Unfortunately, fertilizer and pesticide costs increased, catalyzed by the crash of the peso. Field-to-mill transport and energy costs to operate mills likewise increased. The critical retail food supply chains, farm-to-market, rural-to-urban, provincial-to-Manila accesses fell to the Draconian control of military and police restrictions implementing the world’s longest quarantine period.

This unfortunate legacy of employing police powers such as raiding warehouses and accusing hoarders across the board without naming nor prosecuting them makes for dramatic action-packed six o’clock news footages. It gives the semblance of being in control.

That’s for table sugar. But for beverage and pharmaceutical industries, their need is for the highest-quality bottler’s grade liquid sugar processed through additional auxiliary filtration, ash, dextran and starch removal plus the application of acids and a charcoal process to ensure pristine purity, color standards and assured economic order quantities.

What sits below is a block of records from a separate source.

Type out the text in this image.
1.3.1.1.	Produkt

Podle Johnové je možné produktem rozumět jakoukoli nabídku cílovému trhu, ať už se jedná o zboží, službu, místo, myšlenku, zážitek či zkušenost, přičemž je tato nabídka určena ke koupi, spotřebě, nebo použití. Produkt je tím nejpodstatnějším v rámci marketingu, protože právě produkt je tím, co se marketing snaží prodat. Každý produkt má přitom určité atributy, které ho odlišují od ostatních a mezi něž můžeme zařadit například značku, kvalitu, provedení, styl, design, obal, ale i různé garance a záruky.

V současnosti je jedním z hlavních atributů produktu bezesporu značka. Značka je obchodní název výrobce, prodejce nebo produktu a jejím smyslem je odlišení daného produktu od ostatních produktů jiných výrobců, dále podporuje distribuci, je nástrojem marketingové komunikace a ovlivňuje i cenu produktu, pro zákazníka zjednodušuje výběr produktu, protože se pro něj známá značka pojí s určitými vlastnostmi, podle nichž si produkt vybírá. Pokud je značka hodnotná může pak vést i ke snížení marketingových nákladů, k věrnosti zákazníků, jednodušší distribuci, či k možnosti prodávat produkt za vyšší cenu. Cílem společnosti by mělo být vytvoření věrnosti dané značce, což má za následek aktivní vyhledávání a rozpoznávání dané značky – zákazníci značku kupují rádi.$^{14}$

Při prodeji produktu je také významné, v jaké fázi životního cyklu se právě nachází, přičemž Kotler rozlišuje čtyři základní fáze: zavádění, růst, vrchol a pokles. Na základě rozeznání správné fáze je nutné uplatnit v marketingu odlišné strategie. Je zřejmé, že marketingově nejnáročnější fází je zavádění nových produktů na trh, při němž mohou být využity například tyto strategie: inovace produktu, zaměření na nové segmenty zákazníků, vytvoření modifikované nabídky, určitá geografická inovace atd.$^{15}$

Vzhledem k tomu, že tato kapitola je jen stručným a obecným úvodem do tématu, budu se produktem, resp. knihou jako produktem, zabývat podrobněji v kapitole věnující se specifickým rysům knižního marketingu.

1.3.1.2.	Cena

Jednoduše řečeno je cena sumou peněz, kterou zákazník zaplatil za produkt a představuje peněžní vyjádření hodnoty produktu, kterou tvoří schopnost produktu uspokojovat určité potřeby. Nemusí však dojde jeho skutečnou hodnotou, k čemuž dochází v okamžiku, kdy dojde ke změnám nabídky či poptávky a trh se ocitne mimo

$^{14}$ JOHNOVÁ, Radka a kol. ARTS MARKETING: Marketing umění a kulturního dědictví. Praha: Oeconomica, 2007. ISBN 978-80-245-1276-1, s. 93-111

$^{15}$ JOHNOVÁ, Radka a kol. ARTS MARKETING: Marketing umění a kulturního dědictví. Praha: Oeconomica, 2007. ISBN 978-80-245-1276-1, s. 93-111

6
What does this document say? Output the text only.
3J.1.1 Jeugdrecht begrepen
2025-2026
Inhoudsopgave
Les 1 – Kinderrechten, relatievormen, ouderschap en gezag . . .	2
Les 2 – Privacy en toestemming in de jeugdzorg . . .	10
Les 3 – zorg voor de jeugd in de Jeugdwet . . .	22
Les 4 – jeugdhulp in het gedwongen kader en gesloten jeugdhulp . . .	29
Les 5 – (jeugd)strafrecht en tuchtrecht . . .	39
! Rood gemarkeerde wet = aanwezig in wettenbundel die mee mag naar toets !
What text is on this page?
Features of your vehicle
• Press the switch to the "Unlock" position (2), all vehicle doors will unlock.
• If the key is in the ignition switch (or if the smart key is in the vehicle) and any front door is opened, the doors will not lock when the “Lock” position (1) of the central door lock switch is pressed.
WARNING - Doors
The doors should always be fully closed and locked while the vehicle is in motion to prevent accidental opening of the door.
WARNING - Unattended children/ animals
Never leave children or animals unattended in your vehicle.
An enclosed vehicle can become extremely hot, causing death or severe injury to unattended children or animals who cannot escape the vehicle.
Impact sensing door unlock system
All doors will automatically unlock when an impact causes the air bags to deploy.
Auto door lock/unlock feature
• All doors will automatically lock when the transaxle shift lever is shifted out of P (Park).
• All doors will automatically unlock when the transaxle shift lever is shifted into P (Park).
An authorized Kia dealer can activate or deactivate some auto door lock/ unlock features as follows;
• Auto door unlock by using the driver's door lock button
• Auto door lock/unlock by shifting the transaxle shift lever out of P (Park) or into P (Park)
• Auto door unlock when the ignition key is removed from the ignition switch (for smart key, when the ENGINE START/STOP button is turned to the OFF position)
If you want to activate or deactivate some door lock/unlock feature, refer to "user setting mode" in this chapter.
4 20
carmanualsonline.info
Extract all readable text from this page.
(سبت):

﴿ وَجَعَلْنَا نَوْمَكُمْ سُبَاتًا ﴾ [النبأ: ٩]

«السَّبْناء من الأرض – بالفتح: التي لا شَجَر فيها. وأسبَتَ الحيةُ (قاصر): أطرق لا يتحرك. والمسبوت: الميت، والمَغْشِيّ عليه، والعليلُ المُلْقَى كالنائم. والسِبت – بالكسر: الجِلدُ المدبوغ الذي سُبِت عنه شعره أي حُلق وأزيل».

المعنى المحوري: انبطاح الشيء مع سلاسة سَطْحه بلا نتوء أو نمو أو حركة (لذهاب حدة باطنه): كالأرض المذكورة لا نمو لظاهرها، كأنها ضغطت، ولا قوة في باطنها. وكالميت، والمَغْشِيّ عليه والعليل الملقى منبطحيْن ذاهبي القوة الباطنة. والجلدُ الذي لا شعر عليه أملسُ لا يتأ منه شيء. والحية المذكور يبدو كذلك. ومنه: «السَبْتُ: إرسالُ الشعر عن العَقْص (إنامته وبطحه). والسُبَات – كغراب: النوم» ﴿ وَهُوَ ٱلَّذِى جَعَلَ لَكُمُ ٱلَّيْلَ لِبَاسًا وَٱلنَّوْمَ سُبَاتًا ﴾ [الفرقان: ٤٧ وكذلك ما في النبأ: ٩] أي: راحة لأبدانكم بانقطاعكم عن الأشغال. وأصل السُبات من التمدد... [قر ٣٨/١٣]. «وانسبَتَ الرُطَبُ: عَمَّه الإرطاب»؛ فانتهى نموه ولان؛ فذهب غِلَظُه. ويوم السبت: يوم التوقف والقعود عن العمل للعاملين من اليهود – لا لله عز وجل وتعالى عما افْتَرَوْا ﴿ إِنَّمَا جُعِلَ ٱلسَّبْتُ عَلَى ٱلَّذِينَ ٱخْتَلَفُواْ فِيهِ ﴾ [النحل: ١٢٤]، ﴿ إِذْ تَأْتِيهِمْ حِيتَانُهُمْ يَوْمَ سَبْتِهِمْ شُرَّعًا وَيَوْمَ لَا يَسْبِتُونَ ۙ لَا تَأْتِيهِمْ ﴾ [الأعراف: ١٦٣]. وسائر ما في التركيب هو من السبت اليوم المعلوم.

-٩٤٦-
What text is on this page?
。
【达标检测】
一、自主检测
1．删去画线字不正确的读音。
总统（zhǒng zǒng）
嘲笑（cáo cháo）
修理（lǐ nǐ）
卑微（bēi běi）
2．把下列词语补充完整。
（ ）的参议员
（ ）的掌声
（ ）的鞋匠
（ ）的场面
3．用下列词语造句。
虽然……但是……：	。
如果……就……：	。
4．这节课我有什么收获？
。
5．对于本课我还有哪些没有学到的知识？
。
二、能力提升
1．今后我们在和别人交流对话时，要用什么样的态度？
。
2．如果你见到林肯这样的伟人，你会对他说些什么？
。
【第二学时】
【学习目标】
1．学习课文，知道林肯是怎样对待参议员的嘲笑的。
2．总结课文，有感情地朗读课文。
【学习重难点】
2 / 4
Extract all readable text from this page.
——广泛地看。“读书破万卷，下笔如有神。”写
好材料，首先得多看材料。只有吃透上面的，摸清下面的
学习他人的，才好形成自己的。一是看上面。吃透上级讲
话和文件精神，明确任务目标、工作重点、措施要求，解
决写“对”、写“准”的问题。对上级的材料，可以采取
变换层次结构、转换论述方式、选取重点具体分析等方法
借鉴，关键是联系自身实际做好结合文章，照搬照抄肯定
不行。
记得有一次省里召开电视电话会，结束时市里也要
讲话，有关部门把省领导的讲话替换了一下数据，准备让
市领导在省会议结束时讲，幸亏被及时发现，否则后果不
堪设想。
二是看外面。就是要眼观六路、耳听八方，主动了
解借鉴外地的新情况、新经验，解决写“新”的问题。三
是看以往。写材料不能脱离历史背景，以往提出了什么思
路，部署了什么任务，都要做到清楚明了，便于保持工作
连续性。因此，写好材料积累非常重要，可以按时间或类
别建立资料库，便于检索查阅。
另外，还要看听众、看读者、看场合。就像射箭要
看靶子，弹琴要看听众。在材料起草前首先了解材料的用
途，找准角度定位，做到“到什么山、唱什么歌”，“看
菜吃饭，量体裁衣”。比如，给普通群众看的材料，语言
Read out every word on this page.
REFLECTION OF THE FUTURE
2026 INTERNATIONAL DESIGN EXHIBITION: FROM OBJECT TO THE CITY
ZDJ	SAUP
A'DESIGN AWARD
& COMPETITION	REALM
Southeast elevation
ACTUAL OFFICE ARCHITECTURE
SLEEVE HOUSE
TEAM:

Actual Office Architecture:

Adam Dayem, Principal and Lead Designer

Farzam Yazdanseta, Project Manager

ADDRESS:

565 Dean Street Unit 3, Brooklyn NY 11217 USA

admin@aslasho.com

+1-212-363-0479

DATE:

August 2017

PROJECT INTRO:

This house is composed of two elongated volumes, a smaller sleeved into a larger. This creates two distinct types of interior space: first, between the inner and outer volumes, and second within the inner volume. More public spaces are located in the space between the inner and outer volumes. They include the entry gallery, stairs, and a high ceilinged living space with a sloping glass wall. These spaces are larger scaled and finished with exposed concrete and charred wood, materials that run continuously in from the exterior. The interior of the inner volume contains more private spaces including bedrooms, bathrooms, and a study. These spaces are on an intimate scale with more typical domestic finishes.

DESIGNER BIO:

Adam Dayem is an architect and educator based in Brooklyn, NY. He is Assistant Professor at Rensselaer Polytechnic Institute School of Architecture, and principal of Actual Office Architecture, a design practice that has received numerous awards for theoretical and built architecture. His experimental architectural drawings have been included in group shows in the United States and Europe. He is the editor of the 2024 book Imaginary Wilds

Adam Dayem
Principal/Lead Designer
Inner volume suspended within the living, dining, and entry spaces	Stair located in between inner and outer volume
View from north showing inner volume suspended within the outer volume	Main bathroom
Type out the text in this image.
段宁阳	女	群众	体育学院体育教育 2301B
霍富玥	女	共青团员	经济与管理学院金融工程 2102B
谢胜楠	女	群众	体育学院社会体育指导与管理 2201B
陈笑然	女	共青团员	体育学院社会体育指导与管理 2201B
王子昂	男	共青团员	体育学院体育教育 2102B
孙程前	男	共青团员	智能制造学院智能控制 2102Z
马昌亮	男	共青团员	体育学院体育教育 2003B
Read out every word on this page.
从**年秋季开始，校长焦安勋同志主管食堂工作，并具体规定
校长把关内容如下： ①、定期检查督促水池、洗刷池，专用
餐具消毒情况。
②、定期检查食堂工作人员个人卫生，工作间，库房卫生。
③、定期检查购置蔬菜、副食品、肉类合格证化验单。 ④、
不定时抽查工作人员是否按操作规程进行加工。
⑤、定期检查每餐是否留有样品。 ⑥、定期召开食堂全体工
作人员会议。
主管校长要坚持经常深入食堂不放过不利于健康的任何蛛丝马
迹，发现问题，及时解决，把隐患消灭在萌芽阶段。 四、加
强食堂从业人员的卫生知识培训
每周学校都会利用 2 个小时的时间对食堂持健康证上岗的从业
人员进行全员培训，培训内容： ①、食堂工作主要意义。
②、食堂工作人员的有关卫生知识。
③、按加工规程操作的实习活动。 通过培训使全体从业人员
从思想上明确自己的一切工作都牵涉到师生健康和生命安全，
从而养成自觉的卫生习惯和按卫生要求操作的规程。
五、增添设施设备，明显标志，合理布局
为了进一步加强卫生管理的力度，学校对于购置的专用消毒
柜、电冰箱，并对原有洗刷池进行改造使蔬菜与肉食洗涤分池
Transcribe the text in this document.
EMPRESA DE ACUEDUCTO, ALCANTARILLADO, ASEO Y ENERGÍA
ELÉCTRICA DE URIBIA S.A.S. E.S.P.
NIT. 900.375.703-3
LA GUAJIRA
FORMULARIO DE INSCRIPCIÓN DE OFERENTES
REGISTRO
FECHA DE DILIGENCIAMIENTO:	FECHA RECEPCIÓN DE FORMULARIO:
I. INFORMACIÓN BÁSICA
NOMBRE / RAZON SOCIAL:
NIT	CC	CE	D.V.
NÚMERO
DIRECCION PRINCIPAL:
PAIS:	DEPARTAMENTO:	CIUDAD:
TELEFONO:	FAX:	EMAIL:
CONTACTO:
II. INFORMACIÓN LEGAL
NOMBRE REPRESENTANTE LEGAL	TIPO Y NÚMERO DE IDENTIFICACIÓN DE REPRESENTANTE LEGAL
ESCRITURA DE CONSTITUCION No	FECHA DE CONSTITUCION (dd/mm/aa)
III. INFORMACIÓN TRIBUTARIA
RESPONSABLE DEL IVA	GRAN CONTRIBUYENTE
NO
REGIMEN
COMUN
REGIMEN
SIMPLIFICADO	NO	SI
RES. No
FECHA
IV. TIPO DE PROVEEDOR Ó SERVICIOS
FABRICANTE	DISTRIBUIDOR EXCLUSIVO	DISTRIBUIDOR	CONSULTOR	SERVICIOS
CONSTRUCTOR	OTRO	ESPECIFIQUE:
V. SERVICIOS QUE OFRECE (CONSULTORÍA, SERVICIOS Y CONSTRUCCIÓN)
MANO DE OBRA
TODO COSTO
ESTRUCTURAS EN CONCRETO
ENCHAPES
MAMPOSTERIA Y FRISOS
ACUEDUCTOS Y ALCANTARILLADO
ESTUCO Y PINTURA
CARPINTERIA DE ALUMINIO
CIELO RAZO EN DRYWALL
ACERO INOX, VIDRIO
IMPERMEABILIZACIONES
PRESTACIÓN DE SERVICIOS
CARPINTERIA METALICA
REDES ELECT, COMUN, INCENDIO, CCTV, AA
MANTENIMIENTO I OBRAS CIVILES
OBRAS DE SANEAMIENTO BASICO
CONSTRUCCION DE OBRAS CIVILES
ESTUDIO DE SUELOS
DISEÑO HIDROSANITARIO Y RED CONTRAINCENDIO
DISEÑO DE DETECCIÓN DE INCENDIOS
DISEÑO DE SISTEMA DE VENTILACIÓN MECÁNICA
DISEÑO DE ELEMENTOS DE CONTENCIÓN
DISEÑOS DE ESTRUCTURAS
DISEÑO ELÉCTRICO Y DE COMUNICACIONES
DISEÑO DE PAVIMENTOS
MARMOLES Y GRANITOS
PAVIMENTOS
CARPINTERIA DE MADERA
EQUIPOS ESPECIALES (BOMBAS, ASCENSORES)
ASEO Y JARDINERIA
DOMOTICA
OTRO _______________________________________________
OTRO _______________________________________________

The criticality of quality and quantity are subject to contractual requisites between refiners and beverage and pharmaceutical manufacturers. Not traders, much less warehouse bodegeros.

Typical of our officials, they redirected both debt and precious budgets to doles and an anachronistic anti-terror campaign. Again, the agriculture sector, despite its relative vulnerability and its marginalized farmers was backburnered where tariffication for such staples as rice, chicken, pork and even mackerel scad (galunggong) satisfied immediate demand. Rather than protect our fishermen, we surrendered our fishing waters and most probably bought our own fish from an expansionist hegemonic Communist superpower we consider our BFF.

As the sugar crisis unfolds and more politicians pander to publicity stunts and palliatives, these produce organizational disillusionment and disharmony. What the DA is short of is competent leadership. That is where the real shortage lies.

Dean dela Paz is a former investment banker and a managing director of a New Jersey-based power company operating in the Philippines. He is the chairman of the board of a renewable energy company and is a retired Business Policy, Finance and Mathematics professor.